SURABAYA | KLIKKU.ID — Aliansi Pemuda Madura Peduli (APMP) Jawa Timur mengungkapkan rencana aksi demonstrasi jilid III yang akan digelar pada Rabu, 16 September 2026. Aksi tersebut disebut akan menyasar dua titik strategis, yakni Kantor Pusat Bank Jatim dan Gedung Negara Grahadi, Surabaya.
Informasi tersebut disampaikan oleh Acek Kusuma, Direktur APMP Jatim, yang menyebut aksi ini merupakan kelanjutan dari penyampaian aspirasi sebelumnya terkait dugaan persoalan penyaluran kredit dan tata kelola Bank Jatim.
Berdasarkan materi seruan aksi yang disampaikan, APMP Jatim mengangkat isu dugaan kredit bermasalah, dugaan praktik kredit nakal, serta dugaan skandal korupsi Bank Jatim dengan nilai yang disebut mencapai Rp596 miliar pada periode 2024–2025.
Acek Kusuma menyampaikan, massa APMP Jatim akan mendatangi Kantor Pusat Bank Jatim sebagai titik pertama. Dalam materi aksi, lokasi tersebut disebut menjadi sasaran untuk menyoroti dugaan persoalan kredit yang dinilai perlu dibuka secara transparan kepada publik.
Selanjutnya, massa akan bergerak ke kawasan Gedung Negara Grahadi. Titik kedua ini disebut menjadi tempat penyampaian desakan kepada pemerintah provinsi agar memberikan perhatian terhadap dugaan persoalan yang berkaitan dengan bank milik daerah tersebut.
“Ini merupakan aksi jilid III. Kami ingin persoalan yang kami soroti tidak berhenti sebagai isu, tetapi mendapat perhatian dan tindak lanjut dari pihak berwenang,” demikian substansi penyampaian informasi Acek Kusuma dalam materi aksi tersebut.
Dalam keterangan dan materi yang disampaikan APMP Jatim, terdapat sorotan terhadap dugaan penyaluran kredit bermasalah yang disebut berpotensi menimbulkan kerugian keuangan daerah.
APMP Jatim juga menyinggung dugaan adanya fasilitas kredit yang tidak berjalan sebagaimana mestinya, termasuk dugaan persoalan pengembalian dana serta pihak-pihak yang dinilai perlu dimintai pertanggungjawaban.
Meski demikian, seluruh tudingan tersebut masih merupakan klaim dan materi aspirasi yang disampaikan APMP Jatim.

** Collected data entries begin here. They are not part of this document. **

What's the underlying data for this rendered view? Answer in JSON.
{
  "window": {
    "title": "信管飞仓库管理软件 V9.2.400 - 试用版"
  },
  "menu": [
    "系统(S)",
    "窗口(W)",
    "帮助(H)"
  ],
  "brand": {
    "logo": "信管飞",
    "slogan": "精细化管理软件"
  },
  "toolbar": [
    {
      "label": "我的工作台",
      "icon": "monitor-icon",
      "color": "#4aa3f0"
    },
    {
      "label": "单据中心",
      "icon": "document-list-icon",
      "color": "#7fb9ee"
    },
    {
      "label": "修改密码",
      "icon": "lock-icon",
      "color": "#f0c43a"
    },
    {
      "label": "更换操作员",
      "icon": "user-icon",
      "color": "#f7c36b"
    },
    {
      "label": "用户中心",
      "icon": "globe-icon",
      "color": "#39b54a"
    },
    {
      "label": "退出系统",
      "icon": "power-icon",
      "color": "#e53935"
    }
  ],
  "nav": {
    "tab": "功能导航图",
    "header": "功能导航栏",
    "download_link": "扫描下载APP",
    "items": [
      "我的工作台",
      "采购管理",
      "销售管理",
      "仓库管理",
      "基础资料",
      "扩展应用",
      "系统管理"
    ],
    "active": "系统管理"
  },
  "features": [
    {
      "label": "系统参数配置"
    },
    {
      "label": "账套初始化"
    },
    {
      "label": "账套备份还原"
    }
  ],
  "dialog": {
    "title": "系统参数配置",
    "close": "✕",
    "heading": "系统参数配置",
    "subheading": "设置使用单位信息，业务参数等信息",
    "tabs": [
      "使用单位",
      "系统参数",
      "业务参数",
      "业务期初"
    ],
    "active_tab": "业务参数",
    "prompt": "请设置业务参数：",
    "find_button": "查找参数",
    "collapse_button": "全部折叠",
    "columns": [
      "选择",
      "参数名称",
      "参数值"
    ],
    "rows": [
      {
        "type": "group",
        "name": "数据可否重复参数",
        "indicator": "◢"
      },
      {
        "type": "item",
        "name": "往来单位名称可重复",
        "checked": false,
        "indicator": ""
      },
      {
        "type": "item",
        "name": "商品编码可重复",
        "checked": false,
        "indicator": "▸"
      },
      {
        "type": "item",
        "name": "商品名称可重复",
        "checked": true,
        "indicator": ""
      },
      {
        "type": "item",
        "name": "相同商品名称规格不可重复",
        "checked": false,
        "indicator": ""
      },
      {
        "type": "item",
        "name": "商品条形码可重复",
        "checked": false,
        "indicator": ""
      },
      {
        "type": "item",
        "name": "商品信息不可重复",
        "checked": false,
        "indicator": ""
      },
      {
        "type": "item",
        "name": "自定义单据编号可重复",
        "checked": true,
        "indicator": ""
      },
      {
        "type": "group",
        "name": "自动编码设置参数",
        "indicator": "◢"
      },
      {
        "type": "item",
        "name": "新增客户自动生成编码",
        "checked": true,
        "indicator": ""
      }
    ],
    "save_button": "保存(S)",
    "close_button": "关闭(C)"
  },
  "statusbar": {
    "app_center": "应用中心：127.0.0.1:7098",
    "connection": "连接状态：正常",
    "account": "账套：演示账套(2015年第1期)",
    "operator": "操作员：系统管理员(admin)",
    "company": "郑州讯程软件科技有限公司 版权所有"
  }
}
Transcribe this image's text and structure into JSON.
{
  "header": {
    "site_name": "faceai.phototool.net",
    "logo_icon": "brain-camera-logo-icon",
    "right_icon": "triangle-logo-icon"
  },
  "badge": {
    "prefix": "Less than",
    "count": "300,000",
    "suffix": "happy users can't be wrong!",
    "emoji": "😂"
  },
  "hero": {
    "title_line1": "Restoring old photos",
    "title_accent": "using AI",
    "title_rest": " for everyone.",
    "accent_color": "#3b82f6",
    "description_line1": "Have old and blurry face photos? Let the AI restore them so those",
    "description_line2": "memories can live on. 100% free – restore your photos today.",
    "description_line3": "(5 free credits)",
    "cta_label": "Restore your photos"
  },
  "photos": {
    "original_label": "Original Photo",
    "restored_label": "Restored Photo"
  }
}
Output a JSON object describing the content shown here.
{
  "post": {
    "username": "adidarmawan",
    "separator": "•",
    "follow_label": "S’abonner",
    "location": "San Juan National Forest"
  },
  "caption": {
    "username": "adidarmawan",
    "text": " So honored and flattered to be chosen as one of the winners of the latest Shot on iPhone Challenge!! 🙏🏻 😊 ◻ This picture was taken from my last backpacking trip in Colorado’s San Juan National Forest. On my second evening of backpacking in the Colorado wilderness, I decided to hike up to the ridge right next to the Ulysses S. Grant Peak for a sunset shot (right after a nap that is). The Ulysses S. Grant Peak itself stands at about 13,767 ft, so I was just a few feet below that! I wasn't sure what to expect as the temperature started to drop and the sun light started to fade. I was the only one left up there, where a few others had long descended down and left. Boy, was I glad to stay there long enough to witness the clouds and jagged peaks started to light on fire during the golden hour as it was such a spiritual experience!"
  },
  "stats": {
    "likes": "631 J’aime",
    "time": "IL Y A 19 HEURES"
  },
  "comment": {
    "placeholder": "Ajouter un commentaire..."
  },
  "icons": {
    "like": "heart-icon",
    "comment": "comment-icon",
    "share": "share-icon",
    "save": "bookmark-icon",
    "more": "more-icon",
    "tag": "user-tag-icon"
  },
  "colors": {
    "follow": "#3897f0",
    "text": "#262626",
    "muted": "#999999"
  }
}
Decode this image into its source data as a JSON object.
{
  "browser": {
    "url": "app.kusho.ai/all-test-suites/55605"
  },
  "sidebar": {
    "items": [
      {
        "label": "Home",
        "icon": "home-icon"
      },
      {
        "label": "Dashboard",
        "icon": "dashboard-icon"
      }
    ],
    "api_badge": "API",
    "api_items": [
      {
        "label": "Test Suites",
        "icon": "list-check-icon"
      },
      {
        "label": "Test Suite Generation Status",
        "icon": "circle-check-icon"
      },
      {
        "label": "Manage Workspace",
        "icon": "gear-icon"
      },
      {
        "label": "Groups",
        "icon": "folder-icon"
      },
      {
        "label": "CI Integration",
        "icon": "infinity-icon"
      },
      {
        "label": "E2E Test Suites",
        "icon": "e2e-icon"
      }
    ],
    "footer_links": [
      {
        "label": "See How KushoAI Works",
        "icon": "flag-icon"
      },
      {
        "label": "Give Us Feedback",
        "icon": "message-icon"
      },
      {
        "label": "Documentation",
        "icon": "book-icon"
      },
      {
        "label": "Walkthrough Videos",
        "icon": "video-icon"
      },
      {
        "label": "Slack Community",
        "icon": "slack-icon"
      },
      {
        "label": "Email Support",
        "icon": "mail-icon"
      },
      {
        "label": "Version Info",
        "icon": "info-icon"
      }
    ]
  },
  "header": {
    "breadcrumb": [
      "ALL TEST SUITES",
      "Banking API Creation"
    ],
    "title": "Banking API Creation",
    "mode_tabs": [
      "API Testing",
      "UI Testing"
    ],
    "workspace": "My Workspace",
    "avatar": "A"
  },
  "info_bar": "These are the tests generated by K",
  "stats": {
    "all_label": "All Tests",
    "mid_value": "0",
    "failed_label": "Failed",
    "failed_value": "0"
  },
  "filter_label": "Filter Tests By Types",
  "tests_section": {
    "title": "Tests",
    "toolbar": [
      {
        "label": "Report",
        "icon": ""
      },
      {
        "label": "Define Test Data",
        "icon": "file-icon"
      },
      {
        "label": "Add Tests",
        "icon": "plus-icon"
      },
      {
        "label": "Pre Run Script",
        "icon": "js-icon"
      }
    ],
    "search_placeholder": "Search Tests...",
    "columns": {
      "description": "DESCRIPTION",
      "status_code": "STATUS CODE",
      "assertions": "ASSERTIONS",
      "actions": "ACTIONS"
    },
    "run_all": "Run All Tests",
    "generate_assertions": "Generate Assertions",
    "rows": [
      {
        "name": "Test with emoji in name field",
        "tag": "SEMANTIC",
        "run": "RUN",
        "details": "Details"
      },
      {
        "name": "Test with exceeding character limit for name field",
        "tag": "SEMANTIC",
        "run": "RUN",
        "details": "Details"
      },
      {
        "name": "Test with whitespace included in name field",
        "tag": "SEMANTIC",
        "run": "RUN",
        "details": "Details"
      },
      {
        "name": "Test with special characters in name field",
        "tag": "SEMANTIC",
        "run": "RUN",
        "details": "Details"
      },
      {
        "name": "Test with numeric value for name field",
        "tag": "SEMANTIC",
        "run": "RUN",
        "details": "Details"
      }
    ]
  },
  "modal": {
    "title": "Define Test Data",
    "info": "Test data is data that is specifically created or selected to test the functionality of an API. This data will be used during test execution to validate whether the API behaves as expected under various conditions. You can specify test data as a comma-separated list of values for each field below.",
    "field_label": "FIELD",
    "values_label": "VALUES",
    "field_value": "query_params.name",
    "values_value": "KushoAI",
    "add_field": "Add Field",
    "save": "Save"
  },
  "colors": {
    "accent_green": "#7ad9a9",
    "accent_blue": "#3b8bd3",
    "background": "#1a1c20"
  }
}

Kebenaran serta konstruksi hukumnya tetap memerlukan pemeriksaan dan pembuktian oleh aparat penegak hukum maupun lembaga berwenang.
Acek Kusuma menyampaikan bahwa aksi tersebut menjadi bentuk desakan agar dugaan persoalan Bank Jatim dapat ditangani secara terbuka. APMP Jatim meminta agar setiap indikasi pelanggaran ditelusuri dan apabila ditemukan unsur pidana, diproses sesuai ketentuan hukum yang berlaku.
Kelompok tersebut juga menekankan pentingnya transparansi dalam pengelolaan lembaga keuangan daerah, mengingat Bank Jatim memiliki keterkaitan dengan kepentingan publik dan pengelolaan aset daerah.
Hingga berita ini ditulis, belum terdapat tanggapan resmi dari manajemen Bank Jatim maupun Pemerintah Provinsi Jawa Timur terkait seluruh tudingan yang disampaikan APMP Jatim melalui Acek Kusuma.